US 11,987,236 B2
Monocular 3D object localization from temporal aggregation
Pan Ji, San Jose, CA (US); Buyu Liu, Cupertino, CA (US); Bingbing Zhuang, San Jose, CA (US); Manmohan Chandraker, Santa Clara, CA (US); and Xiangyu Chen, Ithaca, NY (US)
Assigned to NEC Corporation, Tokyo (JP)
Filed by NEC Laboratories America, Inc., Princeton, NJ (US)
Filed on Aug. 23, 2021, as Appl. No. 17/408,911.
Claims priority of provisional application 63/072,428, filed on Aug. 31, 2020.
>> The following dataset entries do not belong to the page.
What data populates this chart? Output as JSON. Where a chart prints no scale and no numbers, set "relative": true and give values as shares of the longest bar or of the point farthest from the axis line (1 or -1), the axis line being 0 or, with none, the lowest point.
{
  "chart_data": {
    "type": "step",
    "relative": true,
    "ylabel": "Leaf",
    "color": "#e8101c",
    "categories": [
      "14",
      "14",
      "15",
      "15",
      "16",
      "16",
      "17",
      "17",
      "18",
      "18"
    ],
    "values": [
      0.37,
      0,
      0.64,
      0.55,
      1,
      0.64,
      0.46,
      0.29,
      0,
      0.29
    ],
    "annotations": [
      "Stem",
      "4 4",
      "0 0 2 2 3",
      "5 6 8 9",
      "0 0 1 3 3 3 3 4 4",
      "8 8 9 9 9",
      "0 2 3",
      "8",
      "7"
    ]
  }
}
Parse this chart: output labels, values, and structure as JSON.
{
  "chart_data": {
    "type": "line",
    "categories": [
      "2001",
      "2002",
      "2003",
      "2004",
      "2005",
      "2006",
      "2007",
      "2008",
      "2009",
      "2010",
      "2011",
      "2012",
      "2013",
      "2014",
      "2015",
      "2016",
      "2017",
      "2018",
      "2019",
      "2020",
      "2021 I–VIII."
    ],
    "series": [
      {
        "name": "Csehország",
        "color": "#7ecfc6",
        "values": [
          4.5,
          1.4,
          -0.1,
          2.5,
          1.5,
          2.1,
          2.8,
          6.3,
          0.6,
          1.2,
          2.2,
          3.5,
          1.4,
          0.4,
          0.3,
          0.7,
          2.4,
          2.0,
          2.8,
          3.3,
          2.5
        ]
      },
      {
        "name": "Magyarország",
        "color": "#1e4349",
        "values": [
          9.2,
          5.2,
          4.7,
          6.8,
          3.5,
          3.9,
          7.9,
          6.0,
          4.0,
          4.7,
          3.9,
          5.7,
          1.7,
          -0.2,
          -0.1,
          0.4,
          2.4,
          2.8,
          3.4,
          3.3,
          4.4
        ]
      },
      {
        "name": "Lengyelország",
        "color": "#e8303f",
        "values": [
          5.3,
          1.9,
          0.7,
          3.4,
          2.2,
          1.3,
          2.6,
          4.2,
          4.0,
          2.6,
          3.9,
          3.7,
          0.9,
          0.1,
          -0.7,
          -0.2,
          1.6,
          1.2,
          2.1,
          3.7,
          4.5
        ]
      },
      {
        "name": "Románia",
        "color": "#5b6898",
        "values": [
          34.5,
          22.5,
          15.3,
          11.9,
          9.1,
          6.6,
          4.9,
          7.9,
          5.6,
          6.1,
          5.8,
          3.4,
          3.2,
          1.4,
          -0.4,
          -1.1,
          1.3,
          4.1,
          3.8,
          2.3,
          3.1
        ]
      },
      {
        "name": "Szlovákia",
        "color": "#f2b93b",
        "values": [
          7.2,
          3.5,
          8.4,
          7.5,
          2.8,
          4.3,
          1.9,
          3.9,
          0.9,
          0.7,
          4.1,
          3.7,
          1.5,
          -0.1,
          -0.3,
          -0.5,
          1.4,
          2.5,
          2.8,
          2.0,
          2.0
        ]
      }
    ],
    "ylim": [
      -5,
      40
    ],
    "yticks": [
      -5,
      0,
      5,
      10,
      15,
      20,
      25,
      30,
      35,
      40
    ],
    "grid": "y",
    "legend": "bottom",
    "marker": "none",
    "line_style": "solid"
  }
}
Prior Publication US 2022/0063605 A1, Mar. 3, 2022
Int. Cl. G06K 9/00 (2022.01); B60W 30/09 (2012.01); B60W 30/095 (2012.01); G06F 18/21 (2023.01); G06T 7/215 (2017.01); G06T 7/246 (2017.01); G08G 1/16 (2006.01)
CPC B60W 30/09 (2013.01) [B60W 30/0956 (2013.01); G06F 18/2193 (2023.01); G06T 7/215 (2017.01); G06T 7/251 (2017.01); G08G 1/166 (2013.01); B60W 2554/40 (2020.02); G06T 2207/20084 (2013.01); G06T 2207/30261 (2013.01)] 20 Claims
OG exemplary drawing
 
1. A computer-implemented method for three-dimensional (3D) object localization, comprising:
predicting, by a joint object detection mechanism that applies an optical flow model to two consecutive input monocular images, pairs of two-dimensional (2D) bounding boxes, each of the pairs corresponding to a respective one of detected objects in each of the two consecutive input monocular images;
generating, for each of the detected objects using geometric constraints, a relative motion estimation specifying a relative motion between the two consecutive input monocular images;
constructing an object cost volume by aggregating temporal features from the two consecutive input monocular images using the pairs of 2D bounding boxes and the relative motion estimation to predict a range of object depth candidates and a confidence score for each of the object depth candidates and an object depth from the object depth candidates;
updating, by a recurrent refinement loop of a Gated Recurrent Unit (GRU), the relative motion estimation based on the object cost volume and the object depth to provide a refined object motion and a refined object depth; and
reconstructing a 3D bounding box for each of the detected objects based on the refined object motion and the refined object depth, the 3D bounding box predicting a 3D object size, a 3D object position and an object yaw angle.